Escritório moderno ao entardecer, com notebook exibindo gráficos de crescimento sobre a mesa e duas pessoas ao fundo analisando dados em uma parede de vidro com vista para a cidade.
Imagem gerada por IA.

Entrar em 2026 com a mesma lógica comercial de 2025 não é sinal de estabilidade, é um movimento de exposição estratégica. É decidir operar no igual, repetindo fórmulas que já esgotaram como solução. Mais metas, mais cobrança e mais desconto passam a ser o plano, mesmo quando não existe sustentação real para o crescimento da operação. Os custos sobem, o lucro encolhe, o discurso perde força e o valor percebido desaparece. Não porque o mercado esteja difícil, mas porque ele está saturado de propostas parecidas ou “comoditizadas”.

Estratégias e riscos da continuidade sem adaptação

Quando não há diferenciação clara, qualquer contingência vira um terremoto. As vendas oscilam, o fluxo de caixa perde previsibilidade, o preço se transforma no principal argumento, a oferta de valor se esvazia como resultado da diminuição das margens. O cliente assume o controle da negociação, a equipe comercial trabalha sob pressão constante e a operação passa a rodar no limite, apagando incêndios em vez de construir futuro. Esse cenário costuma ser atribuído ao time de vendas, mas essa é uma leitura superficial e cômoda.

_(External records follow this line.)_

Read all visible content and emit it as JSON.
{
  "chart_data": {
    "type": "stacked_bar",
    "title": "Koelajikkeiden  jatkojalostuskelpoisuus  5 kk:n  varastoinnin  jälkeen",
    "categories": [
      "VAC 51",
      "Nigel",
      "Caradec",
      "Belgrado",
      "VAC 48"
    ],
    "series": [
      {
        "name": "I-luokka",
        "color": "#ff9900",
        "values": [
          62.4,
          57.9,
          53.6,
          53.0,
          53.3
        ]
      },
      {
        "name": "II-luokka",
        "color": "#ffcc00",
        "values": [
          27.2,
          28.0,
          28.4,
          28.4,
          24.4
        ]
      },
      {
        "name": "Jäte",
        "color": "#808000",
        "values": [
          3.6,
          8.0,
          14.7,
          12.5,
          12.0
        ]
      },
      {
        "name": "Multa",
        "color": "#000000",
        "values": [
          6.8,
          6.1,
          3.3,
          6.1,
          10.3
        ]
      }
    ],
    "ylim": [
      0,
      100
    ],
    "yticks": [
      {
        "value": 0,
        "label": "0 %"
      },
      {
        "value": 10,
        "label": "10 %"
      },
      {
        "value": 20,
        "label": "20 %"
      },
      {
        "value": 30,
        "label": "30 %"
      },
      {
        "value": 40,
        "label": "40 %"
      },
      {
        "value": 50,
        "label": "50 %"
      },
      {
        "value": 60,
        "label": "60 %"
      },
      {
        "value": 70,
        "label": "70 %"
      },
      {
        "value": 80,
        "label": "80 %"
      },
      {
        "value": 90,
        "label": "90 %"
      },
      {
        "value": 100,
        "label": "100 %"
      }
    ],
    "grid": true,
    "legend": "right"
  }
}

O problema raramente está apenas em vender. Ele está na ausência de visão estratégica, na lentidão para rever e adaptar processos a um ambiente mutável e em modelos comerciais que não acompanham a complexidade do mercado atual. Empresas que atravessam ciclos econômicos com solidez não fazem isso por sorte. Elas observam com atenção o próprio posicionamento, investem em lideranças comerciais preparadas e atualizadas e constroem sistemas de vendas capazes de sustentar valor, inovação e consistência, mesmo em contextos muito desafiadores.

Visão estratégica como diferencial competitivo

Mudanças sempre foram e serão inevitáveis. É possível adiá-las por um tempo, mascarar seus efeitos ou fingir que ainda não chegaram, mas ignorá-las não é uma estratégia viável. O custo dessa escolha costuma aparecer rapidamente e, quase sempre, quando já não há espaço para improviso.